Die vergehende Gestalt der Welt

In der ersten Kolumne dieses Jahres führen mich Gedanken über die Zukunft zu Hanna Malewskas Roman „Die Gestalt dieser Welt vergeht“. Hanna Malewska schrieb über ihren Roman in einem Brief an Schwester Teresa Landa: „Ich berichte, dass er aus dem 6. Jahrhundert stammt: die Geschichte der Ostgoten in Italien, die Geburt der Benediktinermönche, Cassiodorus, der die Überreste der Kultur rettet, Justinians unzeitgemäße Ambitionen, der Untergang rein menschlicher Werke – zwei Schachbretter, ein menschliches und ein göttliches, und darauf liegen ganz unterschiedliche Erfolge und Misserfolge.“


Der Roman beschreibt die Zeiten, in denen das jahrhundertealte Römische Reich endgültig zusammenbricht. Es bricht nicht nur politisch, sondern auch kulturell zusammen. Die Zivilisation verändert sich unter dem Druck der germanischen Völker, die, da ihnen die Möglichkeit genommen wurde, irgendwo in den Steppen Asiens zu leben, nach Westen zogen, in die weiten Gebiete des Reiches vordrangen und begannen, sich mit der keltischen oder römischen Bevölkerung zu vermischen,die zivilisatorischen Akzente zu verändern. Einige Elemente der römischen Zivilisation blieben erhalten, andere verschwanden. Dieses Verschwinden führte langsam und schmerzhaft zu dem Dreiklang, den die westliche Welt bis heute kennt: römisches Recht, griechische Philosophie und christliche Ethik.
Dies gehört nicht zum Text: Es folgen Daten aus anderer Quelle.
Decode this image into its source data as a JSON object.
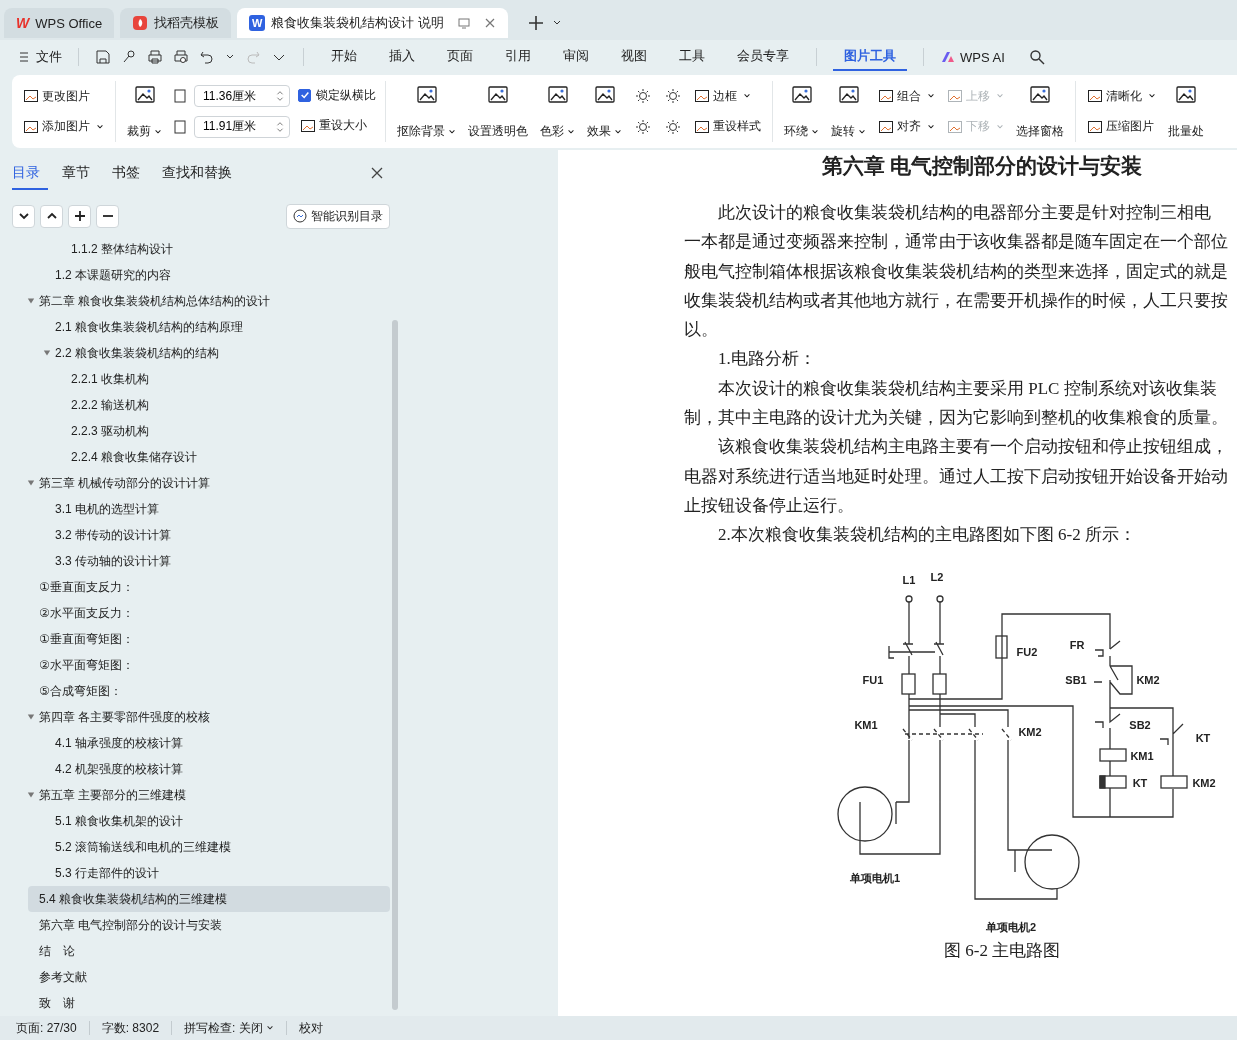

Ich habe Malewskas Buch irgendwann Mitte der 1990er Jahre gelesen, fast zeitgleich mit Samuel Huntingtons Buch „Kampf der Kulturen“. Darin wies er deutlich auf die Bedrohungen der Migration, die Schwächung der westlichen Zivilisation, ihrer „Attraktivität“ für die Welt und damit auf ihre Rolle hin. Nach Angaben des Autors ist die Hauptquelle die anhaltende Infragestellung der Rolle des Christentums einer ihrer Grundlagen. Oft im Namen der Vertiefung von Demokratie und Freiheit.
Das Jahr 2024 könnte das Jahr werden, in dem der Krieg in der Ukraine und im Gazastreifen die schwächelnde globale Rolle dieser Zivilisation besonders deutlich machen werden. Die Gewissheit der von europäischen und US-amerikanischen Staats- und Regierungschefs verwendeten Argumente und Möglichkeiten kann infrage gestellt werden. Weder Sanktionen noch eine instabile Unterstützung für die angegriffene Ukraine, die sich auf die EU zubewegt, haben Russland bisher gebrochen. Wahlen in den USA, aber leider auch in der Europäischen Union, könnten das Kräfteverhältnis ungünstig verändern und den Umfang dieser Unterstützung noch weiter vermindern. Russland scheint Verbündete zu gewinnen und seinen Einfluss im Nahen Osten und in Afrika zu stärken. Eine Distanzierung zum brutalen Krieg im Gazastreifen und damit auch gegenüber Israel wird die Situation nicht einfacher machen.

In Europa haben die Begriffe „Rechts“ und „Links“ ihre Klarheit verloren, in Deutschland wird die Unterstützung für die letzten europäischen Volksparteien immer schwächer und neue, schwer vorhersehbare politische Bewegungen gewinnen an Zulauf. In Polen erweist es sich schwieriger als erwartet, die Auswirkungen der destruktiven Politik der PiS umzukehren, und es könnte zu einer Entfremdung innerhalb der Gesellschaft führen. Die Demokratie könnte sich in vielerlei Hinsicht schwächer als die Regime erweisen. Wie Malewska glaube ich an zwei Schachbretter, ein menschliches und ein göttliches, und daher meine Hoffnung für 2024.